20% de la population malgache vivent dans les zones urbaines et périurbaines. Et comme l’a exposé le secrétaire exécutif de l’ADER qui indique rapporter des chiffres de l’Institut national de la statistique (Instat), le taux de pauvreté dans ces milieux est de 50% avec un taux d’accès à l’électricité de 74% bénéficiant d’un mix énergétique de thermique, hydroélectrique et solaire.
Dans les milieux ruraux où vivent 80% de la population, le taux de pauvreté rapporté est de 78%, le taux d’accès à l’électricité de 15%. Ces zones ne bénéficient de mix énergétique mais seulement de l’électricité généralement produite par des mini-réseaux, déplore Mamisoa Rakotoarimanana.
L’électrification rurale devra ainsi être une priorité nationale qui est une affaire de tous, soutient ce responsable de l’Ader.

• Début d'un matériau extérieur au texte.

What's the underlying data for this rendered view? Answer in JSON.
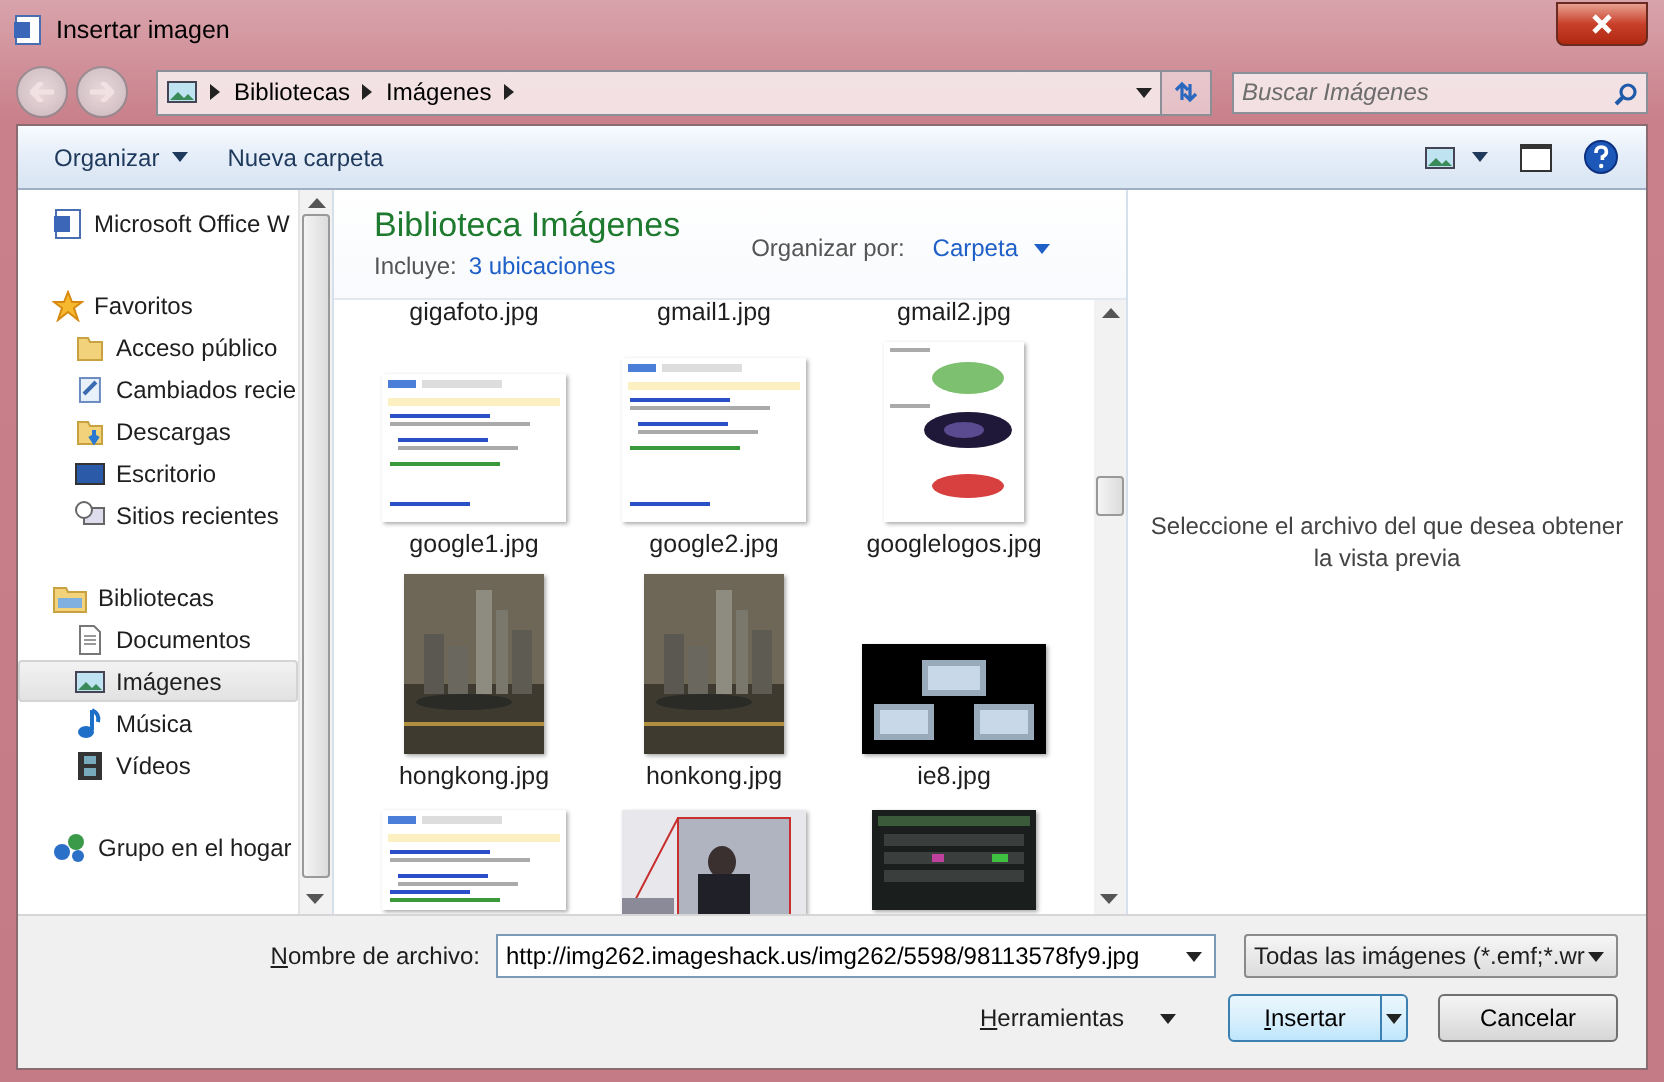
{
  "window": {
    "title": "Insertar imagen"
  },
  "address": {
    "crumbs": [
      "Bibliotecas",
      "Imágenes"
    ]
  },
  "search": {
    "placeholder": "Buscar Imágenes"
  },
  "toolbar": {
    "buttons": [
      "Organizar",
      "Nueva carpeta"
    ]
  },
  "sidebar": {
    "items": [
      {
        "label": "Microsoft Office W",
        "selected": false
      },
      {
        "label": "Favoritos",
        "selected": false,
        "children": [
          {
            "label": "Acceso público",
            "selected": false
          },
          {
            "label": "Cambiados recie",
            "selected": false
          },
          {
            "label": "Descargas",
            "selected": false
          },
          {
            "label": "Escritorio",
            "selected": false
          },
          {
            "label": "Sitios recientes",
            "selected": false
          }
        ]
      },
      {
        "label": "Bibliotecas",
        "selected": false,
        "children": [
          {
            "label": "Documentos",
            "selected": false
          },
          {
            "label": "Imágenes",
            "selected": true
          },
          {
            "label": "Música",
            "selected": false
          },
          {
            "label": "Vídeos",
            "selected": false
          }
        ]
      },
      {
        "label": "Grupo en el hogar",
        "selected": false
      }
    ]
  },
  "library": {
    "title": "Biblioteca Imágenes",
    "includes_label": "Incluye:",
    "includes_link": "3 ubicaciones",
    "arrange_label": "Organizar por:",
    "arrange_value": "Carpeta"
  },
  "files": [
    {
      "name": "gigafoto.jpg"
    },
    {
      "name": "gmail1.jpg"
    },
    {
      "name": "gmail2.jpg"
    },
    {
      "name": "google1.jpg",
      "kind": "picture"
    },
    {
      "name": "google2.jpg",
      "kind": "picture"
    },
    {
      "name": "googlelogos.jpg",
      "kind": "picture"
    },
    {
      "name": "hongkong.jpg",
      "kind": "picture"
    },
    {
      "name": "honkong.jpg",
      "kind": "picture"
    },
    {
      "name": "ie8.jpg",
      "kind": "picture"
    },
    {
      "kind": "picture"
    },
    {
      "kind": "picture"
    },
    {
      "kind": "picture"
    }
  ],
  "preview": {
    "message": "Seleccione el archivo del que desea obtener la vista previa"
  },
  "footer": {
    "filename_label": "Nombre de archivo:",
    "filename_value": "http://img262.imageshack.us/img262/5598/98113578fy9.jpg",
    "filter": "Todas las imágenes (*.emf;*.wr",
    "tools": "Herramientas",
    "buttons": [
      "Insertar",
      "Cancelar"
    ]
  }
}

L’Etat et les partenaires du pays ont leur rôle à jouer par rapport à la capacité à payer des 20 millions d’habitants dans les zones rurales et le profit recherché par la trentaine d’opérateurs privés qui y produisent de l’électricité. C’est seulement l’équilibre entre les deux qui permet la réussite d’un projet en électrification rurale. Et ce n’est pas une mince affaire, admet Mamisoa Rakotoarimanana.
En matière d’amélioration du taux d’accès à l’électricité, le président de la République avait annoncé l’installation de parcs solaires dans 37 districts. Le financement de ce projet est assuré par le dernier financement acquis du Fonds monétaire international (FMI) selon la ministre des Finances Rindra Hasimbelo Rabarinirinarison.